Artigo de André Carvalho, coordenador de nossa área de Contencioso Cível e Resolução de Conflitos, é publicado no site JOTA.

No texto, André fala sobre os impactos da pandemia no setor de seguros no Brasil. Confira:

Artigo de André Carvalho, coordenador de nossa área de Contencioso Cível e Resolução de Conflitos, é publicado no site JOTA.

   A essa altura, já é sabido por todos os racionais que coabitam esse globo que o novo coronavírus se chama Sars-Cov-2 e a doença que ele causa é a Covid-19 (acrônimo para os termos corona-vírus-doença-2019), a qual pode provocar grandes danos ao sistema respiratório e aos pulmões de pacientes infectados.

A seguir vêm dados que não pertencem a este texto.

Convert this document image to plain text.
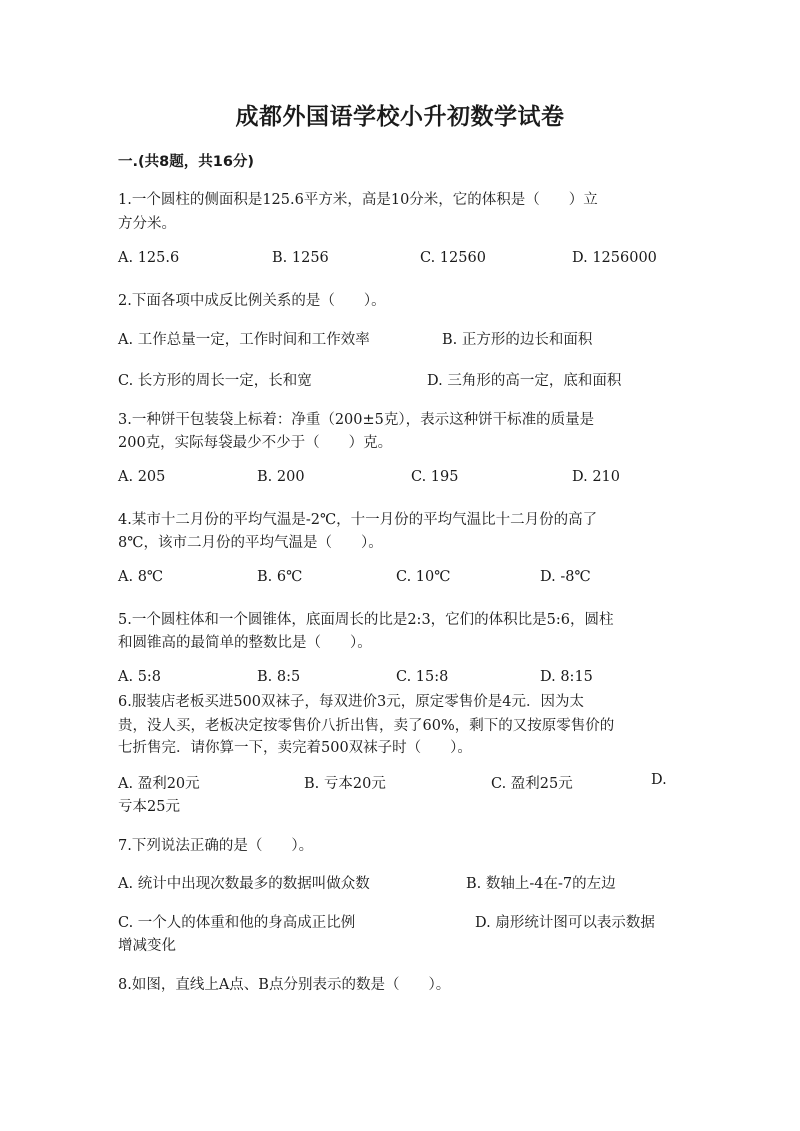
成都外国语学校小升初数学试卷
一.(共8题，共16分)
1.一个圆柱的侧面积是125.6平方米，高是10分米，它的体积是（　　）立
方分米。
A. 125.6	B. 1256	C. 12560	D. 1256000
2.下面各项中成反比例关系的是（　　）。
A. 工作总量一定，工作时间和工作效率	B. 正方形的边长和面积
C. 长方形的周长一定，长和宽	D. 三角形的高一定，底和面积
3.一种饼干包装袋上标着：净重（200±5克），表示这种饼干标准的质量是
200克，实际每袋最少不少于（　　）克。
A. 205	B. 200	C. 195	D. 210
4.某市十二月份的平均气温是-2℃，十一月份的平均气温比十二月份的高了
8℃，该市二月份的平均气温是（　　）。
A. 8℃	B. 6℃	C. 10℃	D. -8℃
5.一个圆柱体和一个圆锥体，底面周长的比是2:3，它们的体积比是5:6，圆柱
和圆锥高的最简单的整数比是（　　）。
A. 5:8	B. 8:5	C. 15:8	D. 8:15
6.服装店老板买进500双袜子，每双进价3元，原定零售价是4元．因为太
贵，没人买，老板决定按零售价八折出售，卖了60%，剩下的又按原零售价的
七折售完．请你算一下，卖完着500双袜子时（　　）。
A. 盈利20元	B. 亏本20元	C. 盈利25元	D.
亏本25元
7.下列说法正确的是（　　）。
A. 统计中出现次数最多的数据叫做众数	B. 数轴上-4在-7的左边
C. 一个人的体重和他的身高成正比例	D. 扇形统计图可以表示数据
增减变化
8.如图，直线上A点、B点分别表示的数是（　　）。
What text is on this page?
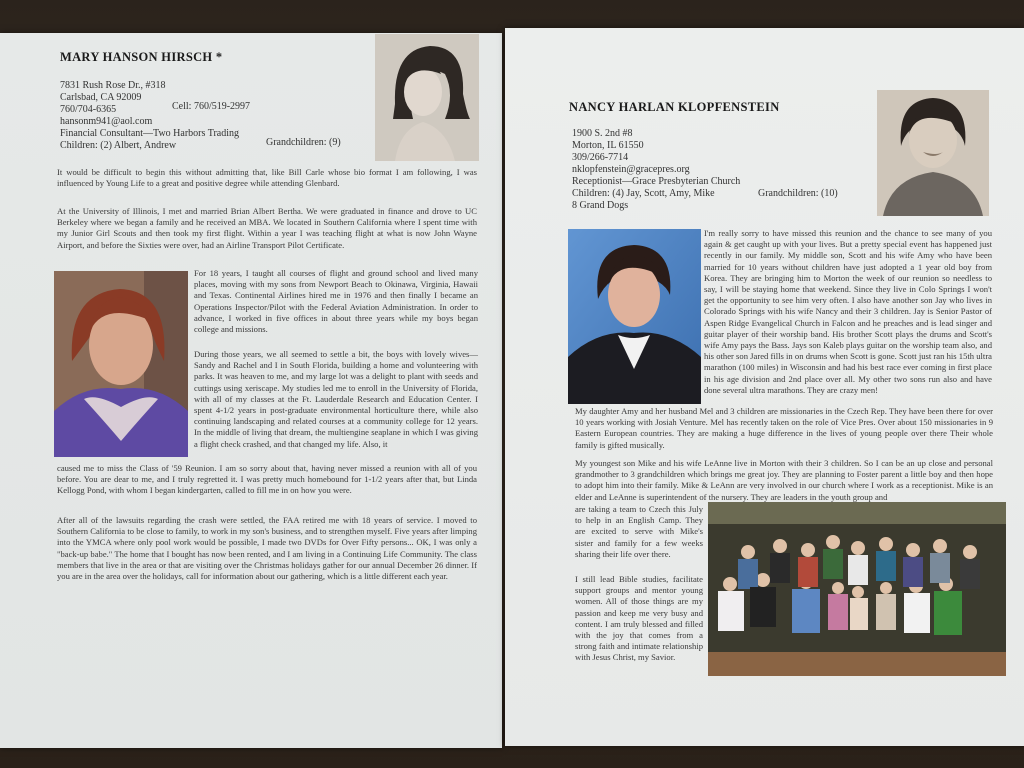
MARY HANSON HIRSCH *
7831 Rush Rose Dr., #318
Carlsbad, CA 92009
760/704-6365	Cell: 760/519-2997
hansonm941@aol.com
Financial Consultant—Two Harbors Trading
Children: (2) Albert, Andrew	Grandchildren: (9)
It would be difficult to begin this without admitting that, like Bill Carle whose bio format I am following, I was influenced by Young Life to a great and positive degree while attending Glenbard.
At the University of Illinois, I met and married Brian Albert Bertha. We were graduated in finance and drove to UC Berkeley where we began a family and he received an MBA. We located in Southern California where I spent time with my Junior Girl Scouts and then took my first flight. Within a year I was teaching flight at what is now John Wayne Airport, and before the Sixties were over, had an Airline Transport Pilot Certificate.
For 18 years, I taught all courses of flight and ground school and lived many places, moving with my sons from Newport Beach to Okinawa, Virginia, Hawaii and Texas. Continental Airlines hired me in 1976 and then finally I became an Operations Inspector/Pilot with the Federal Aviation Administration. In order to advance, I worked in five offices in about three years while my boys began college and missions.
During those years, we all seemed to settle a bit, the boys with lovely wives— Sandy and Rachel and I in South Florida, building a home and volunteering with parks. It was heaven to me, and my large lot was a delight to plant with seeds and cuttings using xeriscape. My studies led me to enroll in the University of Florida, with all of my classes at the Ft. Lauderdale Research and Education Center. I spent 4-1/2 years in post-graduate environmental horticulture there, while also continuing landscaping and related courses at a community college for 12 years. In the middle of living that dream, the multiengine seaplane in which I was giving a flight check crashed, and that changed my life. Also, it
caused me to miss the Class of '59 Reunion. I am so sorry about that, having never missed a reunion with all of you before. You are dear to me, and I truly regretted it. I was pretty much homebound for 1-1/2 years after that, but Linda Kellogg Pond, with whom I began kindergarten, called to fill me in on how you were.
After all of the lawsuits regarding the crash were settled, the FAA retired me with 18 years of service. I moved to Southern California to be close to family, to work in my son's business, and to strengthen myself. Five years after limping into the YMCA where only pool work would be possible, I made two DVDs for Over Fifty persons... OK, I was only a "back-up babe." The home that I bought has now been rented, and I am living in a Continuing Life Community. The class members that live in the area or that are visiting over the Christmas holidays gather for our annual December 26 dinner. If you are in the area over the holidays, call for information about our gathering, which is a little different each year.
NANCY HARLAN KLOPFENSTEIN
1900 S. 2nd #8
Morton, IL 61550
309/266-7714
nklopfenstein@gracepres.org
Receptionist—Grace Presbyterian Church
Children: (4) Jay, Scott, Amy, Mike	Grandchildren: (10)
8 Grand Dogs
I'm really sorry to have missed this reunion and the chance to see many of you again & get caught up with your lives. But a pretty special event has happened just recently in our family. My middle son, Scott and his wife Amy who have been married for 10 years without children have just adopted a 1 year old boy from Korea. They are bringing him to Morton the week of our reunion so needless to say, I will be staying home that weekend. Since they live in Colo Springs I won't get the opportunity to see him very often. I also have another son Jay who lives in Colorado Springs with his wife Nancy and their 3 children. Jay is Senior Pastor of Aspen Ridge Evangelical Church in Falcon and he preaches and is lead singer and guitar player of their worship band. His brother Scott plays the drums and Scott's wife Amy pays the Bass. Jays son Kaleb plays guitar on the worship team also, and his other son Jared fills in on drums when Scott is gone. Scott just ran his 15th ultra marathon (100 miles) in Wisconsin and had his best race ever coming in first place in his age division and 2nd place over all. My other two sons run also and have done several ultra marathons. They are crazy men!
My daughter Amy and her husband Mel and 3 children are missionaries in the Czech Rep. They have been there for over 10 years working with Josiah Venture. Mel has recently taken on the role of Vice Pres. Over about 150 missionaries in 9 Eastern European countries. They are making a huge difference in the lives of young people over there Their whole family is gifted musically.
My youngest son Mike and his wife LeAnne live in Morton with their 3 children. So I can be an up close and personal grandmother to 3 grandchildren which brings me great joy. They are planning to Foster parent a little boy and then hope to adopt him into their family. Mike & LeAnn are very involved in our church where I work as a receptionist. Mike is an elder and LeAnne is superintendent of the nursery. They are leaders in the youth group and
are taking a team to Czech this July to help in an English Camp. They are excited to serve with Mike's sister and family for a few weeks sharing their life over there.
I still lead Bible studies, facilitate support groups and mentor young women. All of those things are my passion and keep me very busy and content. I am truly blessed and filled with the joy that comes from a strong faith and intimate relationship with Jesus Christ, my Savior.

Em casos mais graves da Covid-19, até aqui identificados em maior escala nas pessoas com idade avançada (grupo de risco), a síndrome respiratória pode levar a morte, pois não há ainda um tratamento farmacológico para a doença, conquanto o corpo humano possua mecanismos próprios para lutar contra a infecção.

   Tal crise sanitária mundial tem causado uma mudança drástica no status quo de todas as linhas de negócios existentes, desde os segmentos alimentício e artístico até os setores energético e de construção civil, passando pelas indústrias têxtil e tecnológica, sem perder de vista os serviços educacionais e eventos esportivos, para citar apenas alguns exemplos. Mas qual é o impacto causado pela pandemia no mercado securitário, cuja matéria prima é justamente a álea? Por falar em risco, se estima que as perdas financeiras da B3 devido ao coronavírus foram de até R$ 1 trilhão em apenas duas semanas, sendo impossível precisar ou mesmo prever algo a respeito no setor de seguros.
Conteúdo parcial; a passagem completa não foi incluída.